Innovations in materials and device architectures have been driving CMOS device scaling for the last two decades. Traditionally, materials with lower effective mass are expected to outperform silicon channel-based devices because of their higher carrier mobility. However, as channel dimensions scale below 20 nm, quantum mechanical effects like tunneling start to play an increasingly prominent role in determining CMOS device performance. Source to drain tunneling (SDT), where carriers tunnel through the narrow source-channel potential barrier in a short-channel MOSFET, has emerged as a major challenge in further scaling down of the transistor channel length. If not countered, the effects of SDT can completely prevent further scaling down of device dimensions at future technology nodes. The lower effective mass of carriers in alternate channel materials like Germanium (Ge) and III-V materials like Indium Arsenide (InAs), Gallium Arsenide (GaSb) makes them more prone compared to silicon to suffer from excessive leakage due to SDT in OFF-state. Thus, SDT can prevent the integration of non-Silicon channel materials in the future generation of CMOS devices. However, with traditional performance enhancement techniques like using strained silicon nitride capping layers to introduce strain in the channel becoming less effective at small gate length/pitches, it is imperative to look for material options beyond silicon to continue receiving performance improvements with device scaling. Thus for device scaling to continue, the challenge of increased SDT in deeply scaled transistors must be addressed.
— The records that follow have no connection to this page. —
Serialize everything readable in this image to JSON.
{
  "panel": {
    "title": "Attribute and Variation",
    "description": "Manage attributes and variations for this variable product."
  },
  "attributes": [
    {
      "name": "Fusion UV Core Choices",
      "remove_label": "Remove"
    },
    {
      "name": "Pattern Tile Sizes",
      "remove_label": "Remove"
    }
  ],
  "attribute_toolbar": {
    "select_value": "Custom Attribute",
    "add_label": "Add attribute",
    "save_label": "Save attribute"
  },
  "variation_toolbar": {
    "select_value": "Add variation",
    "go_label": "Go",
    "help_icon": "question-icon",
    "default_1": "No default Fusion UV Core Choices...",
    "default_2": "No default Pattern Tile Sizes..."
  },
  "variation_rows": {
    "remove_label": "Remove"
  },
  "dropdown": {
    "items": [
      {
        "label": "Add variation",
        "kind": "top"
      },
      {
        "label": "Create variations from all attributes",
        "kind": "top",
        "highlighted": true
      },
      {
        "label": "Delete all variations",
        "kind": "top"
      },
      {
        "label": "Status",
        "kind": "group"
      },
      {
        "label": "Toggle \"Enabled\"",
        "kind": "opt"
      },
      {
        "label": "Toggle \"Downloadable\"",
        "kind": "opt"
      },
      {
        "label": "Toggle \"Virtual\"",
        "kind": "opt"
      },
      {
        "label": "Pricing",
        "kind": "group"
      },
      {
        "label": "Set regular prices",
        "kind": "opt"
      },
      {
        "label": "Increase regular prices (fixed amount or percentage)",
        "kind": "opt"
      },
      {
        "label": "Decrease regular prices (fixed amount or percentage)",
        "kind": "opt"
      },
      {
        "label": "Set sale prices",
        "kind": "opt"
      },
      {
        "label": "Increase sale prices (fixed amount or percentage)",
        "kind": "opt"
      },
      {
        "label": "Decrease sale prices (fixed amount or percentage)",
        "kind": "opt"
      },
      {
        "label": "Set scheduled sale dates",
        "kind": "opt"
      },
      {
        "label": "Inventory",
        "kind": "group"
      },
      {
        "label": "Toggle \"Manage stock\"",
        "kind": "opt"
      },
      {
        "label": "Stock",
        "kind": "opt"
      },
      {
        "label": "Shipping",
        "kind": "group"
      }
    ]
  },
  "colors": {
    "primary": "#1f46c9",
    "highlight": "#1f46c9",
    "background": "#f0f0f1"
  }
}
A fully quantum mechanical simulation of the impact of SDT in short channel p-MOSFETs has been carried out in this work. Gate-all-around or nanowire MOSFETs have been chosen as the device architecture to scale down transistors, as they provide ultimate electrostatic gate control of the channel. Quantum transport simulations based on the non-equilibrium Green's function (NEGF) formalism have been used to compare the performance of alternate channel materials like Germanium, Gallium Antimonide, Germanium-Tin with silicon as channel materials for p-MOSFETs. Our ballistic quantum transport simulation results show that by suitably choosing the transport orientation, it is possible to minimize the impact of SDT on alternate channel materials and obtain performance improvement over Silicon channel based high-performance devices. The role of source/drain underlaps in countering SDT was also examined. For low power devices, where SDT poses the most severe challenge in scaling down transistor dimensions, alternate channel materials may no longer remain competitive choices compared to Si. The scaling behavior of Silicon channel p-MOSFETs down to a gate length of 10 nm has been investigated. Our simulation results indicate that even with a heavier effective mass of holes, performance improvement of Si devices may not be sustained as the channel length scales down to 5 nm.